研究課題/領域番号 |
15K10756
|
研究機関 | 高知大学 |
研究代表者 |
小森 正博 高知大学, 教育研究部医療学系臨床医学部門, 講師 (30565742)
|
研究分担者 |
松崎 茂展 高知大学, 教育研究部医療学系基礎医学部門, 准教授 (00190439)

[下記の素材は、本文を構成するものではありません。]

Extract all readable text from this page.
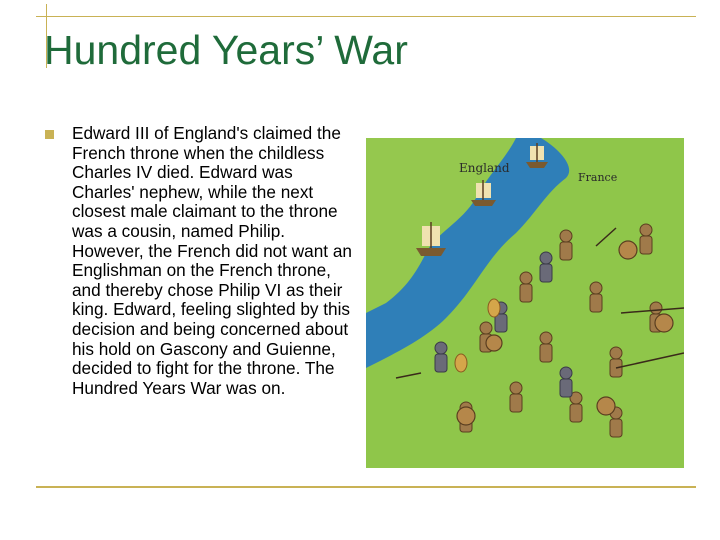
Hundred Years’ War
Edward III of England's claimed the French throne when the childless Charles IV died. Edward was Charles' nephew, while the next closest male claimant to the throne was a cousin, named Philip. However, the French did not want an Englishman on the French throne, and thereby chose Philip VI as their king. Edward, feeling slighted by this decision and being concerned about his hold on Gascony and Guienne, decided to fight for the throne. The Hundred Years War was on.
England
France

内山 淳平 麻布大学, 獣医学部, 講師 (20574619)
小林 泰輔 高知大学, 教育研究部医療学系臨床医学部門, 准教授 (30253313)
|
研究期間 (年度) |
2015-04-01 – 2018-03-31
|
キーワード | MRSA / ファージ療法 |
研究実績の概要 |
2014年3学会合同抗菌薬感受性サーベイランスでは、慢性中耳炎は50%が重症例であり、重症化に伴い黄色ブドウ球菌の比率が増加し、重症例の47%(うちMRSA 32%)を占めた。日常診療において、MRSA感染にて保存的治療に抵抗し、外科的治療を行っても感染の制御が困難な症例をしばしば経験する。最近の当科の検討では、バンコマイシンの55%、リネゾイドの45%にMIC値が感受性判定の境界値にあり、薬剤の耐性化の進行を危惧している。また、患者の高齢化に伴う腎機能の低下から抗MRSA薬の使用を憂慮する症例が増えている。よって、既存の抗菌薬に代わる新たな治療法の開発も必要であると考えた。 難治性のMRSA慢性中耳炎などに対する治療成績の向上につなげるために、昔からある自然由来の細菌の天敵バクテリオファージ(ファージ;細菌ウイルス)を用いたファージ療法に着目した。現在、ゲノム解析にて安全性が確認できた毒素を出さない黄色ブドウ球菌ならびに緑膿菌のファージを見出しマウス肺炎、敗血症、角膜炎モデルにてその有用性を確認した。ファージの動態を考慮した投与経路、ファージの治療効果、内耳や中耳に対するファージ投与の安全性を明らかにすることを目的に本研究を行う。そこで、新しい治療法の可能性をみて、ファージによる内耳毒性の可能性がないことを確認し、中耳炎への効果も確証することを目的にマウスを用いて研究を行っている。蝸牛機能をABR、前庭機能をVEMPをにて評価することとし、安定して記録できているところまで進んだ。
|
現在までの達成度 (区分) |
現在までの達成度 (区分)
2: おおむね順調に進展している
理由
新たに動物用の音刺激装置を購入したことに操作の習熟に時間を要した。一方、平衡機能の評価にVEMPを取り入れ、他覚的評価が行えるようになった
|
今後の研究の推進方策 |
今後は黄色ブドウ球菌あるいは緑膿菌をマウスの中耳腔に注入して中耳炎を生じさせる. 一方で、ファージを中耳腔に注入しても内耳機能が悪化しないことを確認する。その後、中耳炎の発症後にファージを注入して、中耳の組織障害や内耳炎が生じにくいことを示す。